Drinking an oral contrast agent before a magnetic resonance enterography (MRE) exam is not pleasant, but it can be made more palatable if patients, especially children, can choose their agent.
Radiologists at Massachusetts General Hospital in Boston hypothesized that palatability would significantly differ among agents, and that the availability of multiple contrast agents might help some pediatric patients ingest a higher total oral contrast volume than if offered only a single agent. Their prospective, randomized study of 75 children under age 19 published online March 9, 2019, in Pediatric Radiology confirmed both hypotheses.
The children, who had suspected or known Crohn’s disease, underwent MRE exams at MGH between January 2017 and March 2018. They were randomized to receive either a sugar alcohol oral contrast preparation (Breeza, Beekley), polyethylene glycol (MiraLAX, Bayer), or low-concentration barium sulfate (VoLumen, Bracco). Children aged 10 years or younger and weighing less than 50 kg were asked to consume 24 fluid ounces; older and heavier children received 36 fluid ounces.
Each patient was asked to rate the taste from 1-5 (terrible to excellent) and to state if they would drink the same contrast agent if they needed another MRE. They also were asked to rate their general feeling of well-being after consuming the agent.
Twenty-three patients received Breeze, 24 MiraLax, and 28 VoLumen. Forty patients drank the entire prescribed volume, which was highest for MiraLAX (70%) than for VoLumen (30%). Nine patients who had difficulty drinking the preparation they were assigned switched to another, after which 6 did consume the prescribed volume.
Lead author Ravi V. Gottumukkala, MD, a fourth-year radiology resident, and colleagues reported that MiraLAX was most preferred, followed by Breeza, then VoLumen. Eighty-two percent of patients said they would be willing to consume MiraLAX again compared to 61% for Breeza and 46% for VoLumen.
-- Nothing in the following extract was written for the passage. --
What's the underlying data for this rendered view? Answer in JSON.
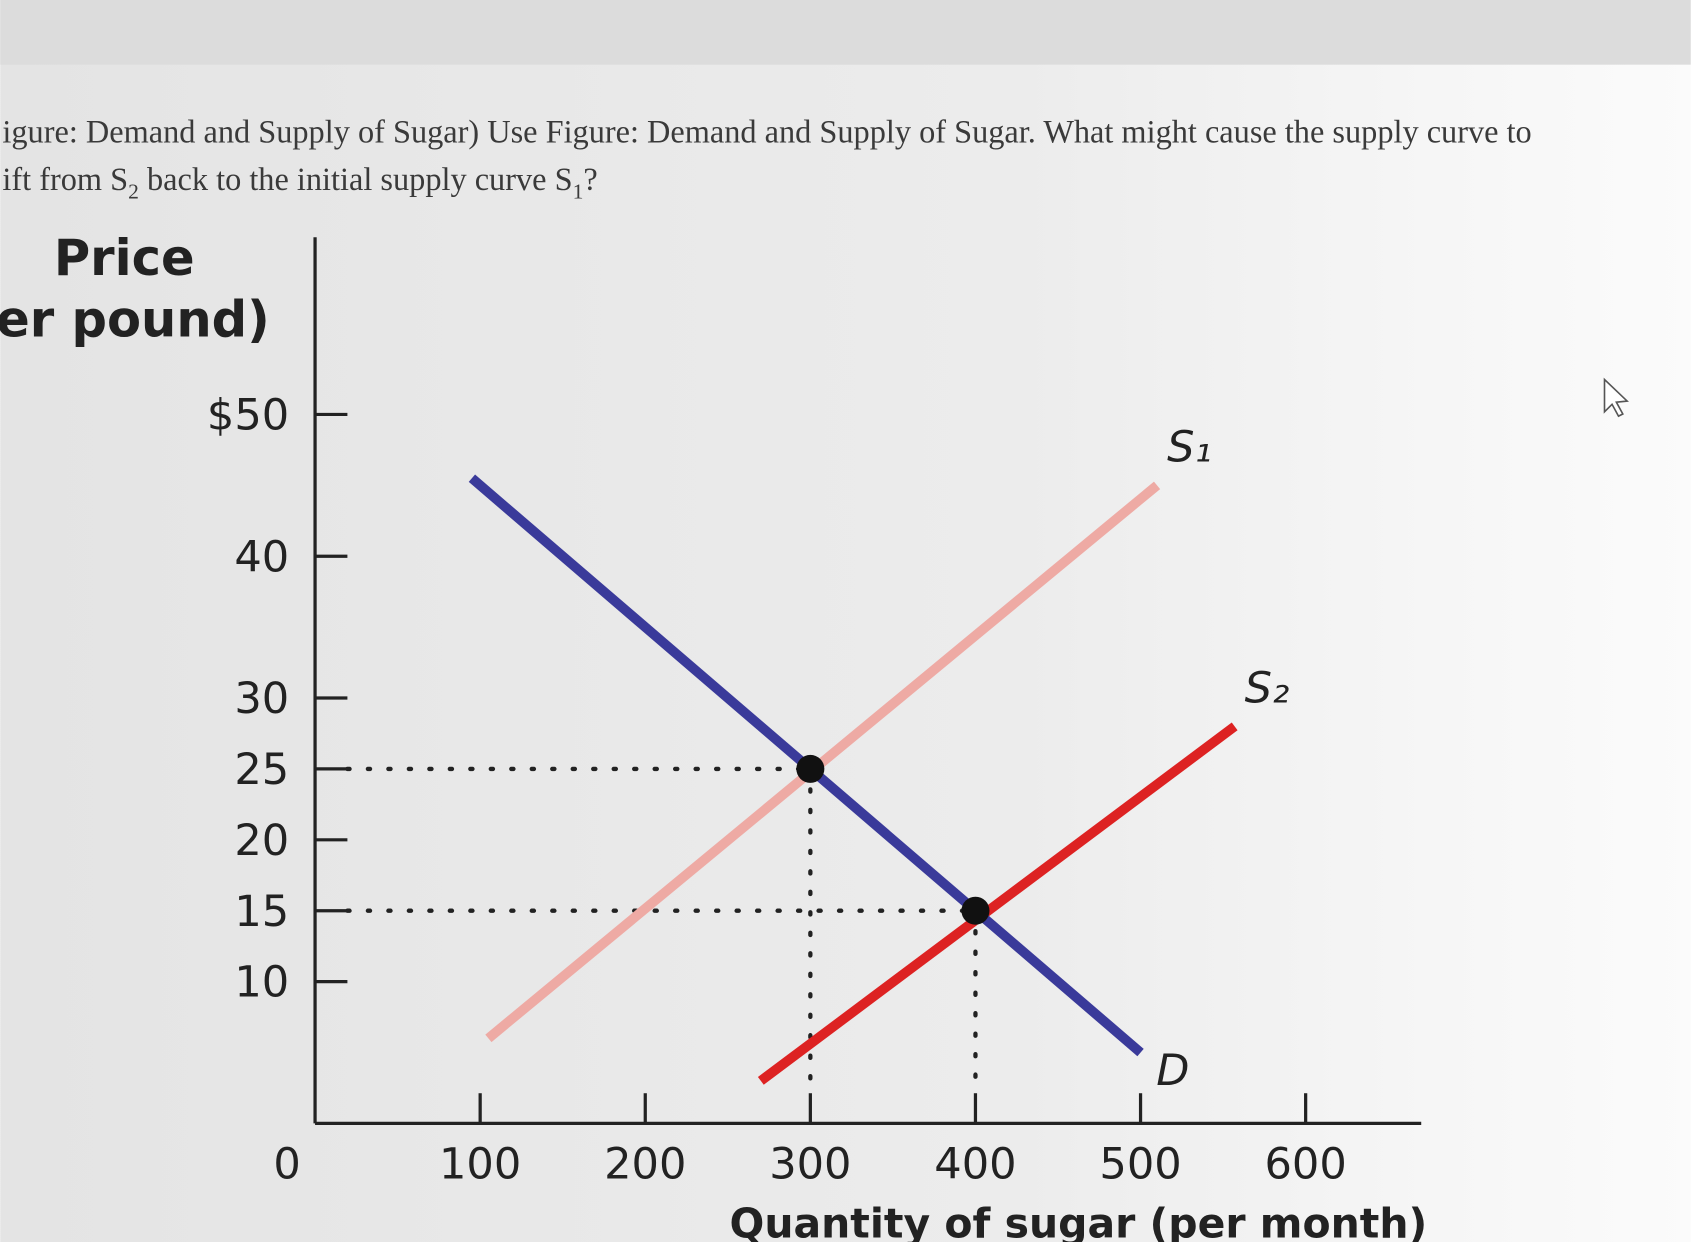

Levels of well-being felt by the children were similar regardless of the type of contrast preparation they ingested.
Two radiologists reviewed the exams, rating them for global features and features specific to individual small-bowel segments. They found no significant difference among agents in either quantitative or qualitative imaging metrics of small bowel distension. All three agents were equally effective at distending the small bowel on MRE in these pediatric patients.
“Compliance with the large oral contrast volume required for MRE and computed tomographic enterography is often challenging,” wrote the authors.“ When an initial agent is poorly tolerated, offering multiple choices of alternative agents could enhance compliance compared to offering a single alternative agent.”
Oral contrast agents: Kids do have preferences. Appl Radiol.